Peter Pan A Musical Adventure – Music by George Styles, Lyrics by Anthony Drew and book by Willis Hall – Co-op Juniors at Trinity Park till July 14th

Peter Pan was my favourite story as a child – and this production of the Styles/ Drew version brings it to life with colour, imaginative staging and a touch of magic.

Interestingly the Co-op Juniors last production, Honk!, recently performed at Seckford Theatre,  was written by the same partnership –who also wrote Babe and the recent West End hit of Mary Poppins.
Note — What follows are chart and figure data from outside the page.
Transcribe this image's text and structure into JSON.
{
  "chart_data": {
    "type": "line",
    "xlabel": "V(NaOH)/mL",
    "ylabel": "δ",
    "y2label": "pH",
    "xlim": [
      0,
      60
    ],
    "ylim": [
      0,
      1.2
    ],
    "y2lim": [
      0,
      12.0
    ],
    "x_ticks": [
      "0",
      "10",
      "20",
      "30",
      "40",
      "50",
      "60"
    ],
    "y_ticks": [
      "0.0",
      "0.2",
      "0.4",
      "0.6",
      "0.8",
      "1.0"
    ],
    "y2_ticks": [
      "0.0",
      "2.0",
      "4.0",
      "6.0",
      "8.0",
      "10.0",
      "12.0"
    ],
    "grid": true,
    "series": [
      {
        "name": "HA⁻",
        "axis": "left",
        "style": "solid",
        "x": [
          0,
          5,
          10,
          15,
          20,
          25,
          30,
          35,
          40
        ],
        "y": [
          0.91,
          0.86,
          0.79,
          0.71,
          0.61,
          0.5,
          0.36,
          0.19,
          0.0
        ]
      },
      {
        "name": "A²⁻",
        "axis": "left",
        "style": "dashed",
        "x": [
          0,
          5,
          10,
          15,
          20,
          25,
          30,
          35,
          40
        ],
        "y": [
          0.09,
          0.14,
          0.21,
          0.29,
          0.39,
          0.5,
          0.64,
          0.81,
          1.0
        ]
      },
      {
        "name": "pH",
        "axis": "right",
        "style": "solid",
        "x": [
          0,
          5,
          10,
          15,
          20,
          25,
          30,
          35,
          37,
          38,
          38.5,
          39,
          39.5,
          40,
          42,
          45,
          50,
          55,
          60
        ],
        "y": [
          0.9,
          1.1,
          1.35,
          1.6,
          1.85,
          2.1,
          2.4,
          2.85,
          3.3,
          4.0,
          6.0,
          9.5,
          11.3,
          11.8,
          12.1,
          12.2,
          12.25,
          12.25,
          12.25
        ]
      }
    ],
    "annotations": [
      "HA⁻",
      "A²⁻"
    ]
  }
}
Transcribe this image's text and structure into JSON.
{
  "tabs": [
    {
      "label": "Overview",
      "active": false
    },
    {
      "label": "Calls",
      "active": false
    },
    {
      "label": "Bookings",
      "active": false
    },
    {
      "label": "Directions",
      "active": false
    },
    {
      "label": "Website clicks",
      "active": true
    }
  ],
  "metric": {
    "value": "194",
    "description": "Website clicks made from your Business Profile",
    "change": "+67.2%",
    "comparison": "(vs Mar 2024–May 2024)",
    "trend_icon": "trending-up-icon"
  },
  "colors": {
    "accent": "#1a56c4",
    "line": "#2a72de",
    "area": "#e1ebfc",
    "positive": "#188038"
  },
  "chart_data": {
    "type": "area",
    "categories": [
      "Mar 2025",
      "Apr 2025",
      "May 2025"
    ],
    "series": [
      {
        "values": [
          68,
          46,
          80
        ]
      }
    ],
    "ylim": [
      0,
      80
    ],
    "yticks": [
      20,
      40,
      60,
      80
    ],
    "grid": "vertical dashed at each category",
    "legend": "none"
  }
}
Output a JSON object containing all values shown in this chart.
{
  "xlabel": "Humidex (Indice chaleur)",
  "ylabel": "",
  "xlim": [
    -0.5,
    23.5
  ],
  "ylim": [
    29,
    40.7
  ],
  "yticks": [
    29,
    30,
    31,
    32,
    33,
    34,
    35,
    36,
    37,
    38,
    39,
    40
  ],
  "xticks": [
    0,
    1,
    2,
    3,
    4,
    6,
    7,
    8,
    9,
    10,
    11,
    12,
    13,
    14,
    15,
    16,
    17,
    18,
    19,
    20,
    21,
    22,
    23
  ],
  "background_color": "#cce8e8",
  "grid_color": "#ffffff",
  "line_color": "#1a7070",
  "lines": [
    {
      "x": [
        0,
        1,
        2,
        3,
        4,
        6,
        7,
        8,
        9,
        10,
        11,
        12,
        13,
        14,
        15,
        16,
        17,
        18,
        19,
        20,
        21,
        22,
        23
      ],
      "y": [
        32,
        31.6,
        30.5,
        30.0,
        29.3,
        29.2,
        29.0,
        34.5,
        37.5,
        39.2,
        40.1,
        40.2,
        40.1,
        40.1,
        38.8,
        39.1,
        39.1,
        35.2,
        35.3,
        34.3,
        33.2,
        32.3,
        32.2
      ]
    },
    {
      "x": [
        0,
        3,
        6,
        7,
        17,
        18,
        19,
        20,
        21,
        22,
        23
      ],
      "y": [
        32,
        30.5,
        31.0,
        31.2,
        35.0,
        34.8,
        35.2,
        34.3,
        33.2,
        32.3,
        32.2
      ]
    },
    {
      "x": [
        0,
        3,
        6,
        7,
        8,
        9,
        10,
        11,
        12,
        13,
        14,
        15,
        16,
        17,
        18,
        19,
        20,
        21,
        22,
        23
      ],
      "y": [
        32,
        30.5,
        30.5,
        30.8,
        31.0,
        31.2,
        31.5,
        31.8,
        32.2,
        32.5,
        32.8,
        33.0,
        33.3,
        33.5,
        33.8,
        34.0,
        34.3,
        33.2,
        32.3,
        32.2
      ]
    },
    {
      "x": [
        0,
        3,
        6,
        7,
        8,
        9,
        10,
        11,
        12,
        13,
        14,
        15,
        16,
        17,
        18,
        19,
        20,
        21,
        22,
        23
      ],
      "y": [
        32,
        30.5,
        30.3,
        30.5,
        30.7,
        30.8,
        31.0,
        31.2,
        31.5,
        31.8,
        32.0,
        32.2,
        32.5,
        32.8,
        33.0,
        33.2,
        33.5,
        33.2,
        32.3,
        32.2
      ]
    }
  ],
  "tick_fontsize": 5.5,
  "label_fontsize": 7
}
There have been many, many productions of Peter Pan over the years. This version takes the most important markers and scenes in the story and turns them into a musical spectacular – with lots for the ensemble to do and a chance for many of the performers to shine.

Performed in a circus Big Top – Director and Choreographer Oliver Brett has imaginatively decided to anchor the production in the idea of a dream sequence, use nursery furniture for props and set – so a huge central bed becomes a means of transport, a hiding place, the Lost Boy’s home and Hook’s Pirate ship. Smaller beds allow the characters to ‘fly’ and puppets are made from lamp shades , floor mops and an old pram. Even Tiger Lilly’s bow is made from two coathangers.

This does give space for the large cast to express themselves and make the most of the chorus numbers. Especially beautiful was the Siren Song set under the sea with mermaids and jelly fish all made from hat stands and light shades.

Henry Skillern is very strong as Peter Pan – looking exactly right for the part and with a great voice he commanded the stage throughout. Well matched is Courtney Yule as a feisty Wendy. Chris Evens is an almost pantomime Captain Hook – but he gives it his all – although I could have done with a bit more of a toned down Mr Darling, whom he doubles up on character.

Hook’s crew are brilliant – an incredible set of costumes and some great teamwork creating distinctive characters that worked well as a whole. Especially good was Mia Fisk as Smee.

A mention too for Ailani Cochrane, whose Tiger Lily lit up the stage and added value to every scene she was in.

This was a very well rehearsed and executed show with strong musical number under the hand of Musical Director Jo King, an impressive lighting design by Callum Macdonald and a set that was simple yet really worked for the whole cast. I especially liked the idea of using three actors with lights to conjure up the fairy Tinkerbell.

The show is a bit long at 2 and a half hours, especially for small children, and I thought it was a shame there were not more boys in the cast to balance things out – or to see some actual rig flying given the performance was staged in a Big Top.

Nevertheless this is a very entertaining show with superb performances from all the cast and an incredibly well drilled crew under the direction of Alan Ayres and Stage Manager Rob Kirk who made sure everything worked technically perfect without a hitch.

I found it moving as well as funny, with plenty of ‘wow’ factors – so would urge you to go and support this very talented company. But take a cushion for those hard seats!